First of all, “rationed health care” is a wingnut talking point. The catchy little line about dinner reservations was a nice touch – professional quality. But the comeback in the second comment was a classic troll move designed to squish any challenge with guilt and shame. Too bad for our visitor that I’m shameless.
A total stranger drops by to share a heartbreaking story of the evils of socialized medicine. Proof?
Sorry, but I don’t believe it.
But even if the story was true it would be anecdotal and not necessarily typical. We’re not even provided with causation – an explanation of how the alleged delay caused death. Unfortunately when he discovered we aren’t sheeple our visitor skeedaddled without providing answers.

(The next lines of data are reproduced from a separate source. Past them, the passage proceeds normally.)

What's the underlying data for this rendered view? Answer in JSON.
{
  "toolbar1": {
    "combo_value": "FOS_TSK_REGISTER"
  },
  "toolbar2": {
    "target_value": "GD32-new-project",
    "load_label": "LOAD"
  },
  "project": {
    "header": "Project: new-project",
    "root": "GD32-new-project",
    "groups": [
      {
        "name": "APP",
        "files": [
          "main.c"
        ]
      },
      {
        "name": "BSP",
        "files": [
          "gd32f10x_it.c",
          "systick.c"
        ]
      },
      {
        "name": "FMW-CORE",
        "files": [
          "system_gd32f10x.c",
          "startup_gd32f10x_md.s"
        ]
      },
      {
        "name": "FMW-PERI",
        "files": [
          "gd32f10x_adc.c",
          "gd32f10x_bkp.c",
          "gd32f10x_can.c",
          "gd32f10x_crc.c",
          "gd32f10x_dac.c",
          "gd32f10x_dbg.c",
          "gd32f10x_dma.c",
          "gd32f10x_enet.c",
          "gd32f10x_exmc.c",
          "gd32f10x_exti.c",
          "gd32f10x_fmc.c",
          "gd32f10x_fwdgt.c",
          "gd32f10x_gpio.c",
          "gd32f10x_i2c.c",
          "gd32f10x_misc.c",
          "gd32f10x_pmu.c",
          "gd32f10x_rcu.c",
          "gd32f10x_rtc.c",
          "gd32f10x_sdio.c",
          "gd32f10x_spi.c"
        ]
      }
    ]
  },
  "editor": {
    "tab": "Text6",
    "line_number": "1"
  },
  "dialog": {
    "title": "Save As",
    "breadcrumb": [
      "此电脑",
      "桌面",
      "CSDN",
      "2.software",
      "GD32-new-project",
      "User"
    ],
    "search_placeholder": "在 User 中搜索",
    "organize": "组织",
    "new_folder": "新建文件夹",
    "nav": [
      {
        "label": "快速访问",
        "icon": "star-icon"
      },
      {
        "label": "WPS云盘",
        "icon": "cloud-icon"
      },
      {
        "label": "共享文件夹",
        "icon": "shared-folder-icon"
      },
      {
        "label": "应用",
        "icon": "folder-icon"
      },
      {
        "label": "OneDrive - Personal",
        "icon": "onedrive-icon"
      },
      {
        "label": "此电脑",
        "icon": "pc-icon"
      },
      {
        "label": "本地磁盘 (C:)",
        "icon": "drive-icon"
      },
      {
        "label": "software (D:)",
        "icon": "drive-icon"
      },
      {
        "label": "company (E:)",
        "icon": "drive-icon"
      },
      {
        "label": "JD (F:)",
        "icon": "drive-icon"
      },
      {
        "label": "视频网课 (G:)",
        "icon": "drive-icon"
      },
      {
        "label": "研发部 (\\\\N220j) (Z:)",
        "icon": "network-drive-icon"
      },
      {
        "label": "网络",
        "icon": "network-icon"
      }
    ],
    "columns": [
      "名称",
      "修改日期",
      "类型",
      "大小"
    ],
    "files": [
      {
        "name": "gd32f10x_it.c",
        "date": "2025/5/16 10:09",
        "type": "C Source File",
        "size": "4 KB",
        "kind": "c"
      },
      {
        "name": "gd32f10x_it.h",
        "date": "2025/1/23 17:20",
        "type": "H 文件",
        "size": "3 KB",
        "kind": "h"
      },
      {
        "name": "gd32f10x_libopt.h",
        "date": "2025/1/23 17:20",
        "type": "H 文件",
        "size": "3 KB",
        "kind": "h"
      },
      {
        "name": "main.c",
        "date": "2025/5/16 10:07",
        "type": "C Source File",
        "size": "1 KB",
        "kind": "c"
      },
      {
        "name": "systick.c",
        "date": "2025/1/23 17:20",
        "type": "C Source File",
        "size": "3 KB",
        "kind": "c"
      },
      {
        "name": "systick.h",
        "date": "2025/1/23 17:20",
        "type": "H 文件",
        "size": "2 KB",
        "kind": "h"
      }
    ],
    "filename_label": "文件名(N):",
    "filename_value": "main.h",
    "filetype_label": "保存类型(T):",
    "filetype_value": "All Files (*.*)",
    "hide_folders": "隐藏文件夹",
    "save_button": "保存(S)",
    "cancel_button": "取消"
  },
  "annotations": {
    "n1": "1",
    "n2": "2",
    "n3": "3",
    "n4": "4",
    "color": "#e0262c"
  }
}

Canada has had single payer health insurance for over 30 years. They seem pretty happy with it. From “Debunking Canadian Health Care Myths” by Rhonda Hackett:
There are no waits for urgent or primary care in Canada. There are reasonable waits for most specialists’ care, and much longer waits for elective surgery. Yes, there are those instances where a patient can wait up to a month for radiation therapy for breast cancer or prostate cancer, for example. However, the wait has nothing to do with money per se, but everything to do with the lack of radiation therapists. Despite such waits, however, it is noteworthy that Canada boasts lower incident and mortality rates than the U.S. for all cancers combined, according to the U.S. Cancer Statistics Working Group and the Canadian Cancer Society. Moreover, fewer Canadians (11.3 percent) than Americans (14.4 percent) admit unmet health care needs.
Reality has a well known liberal bias.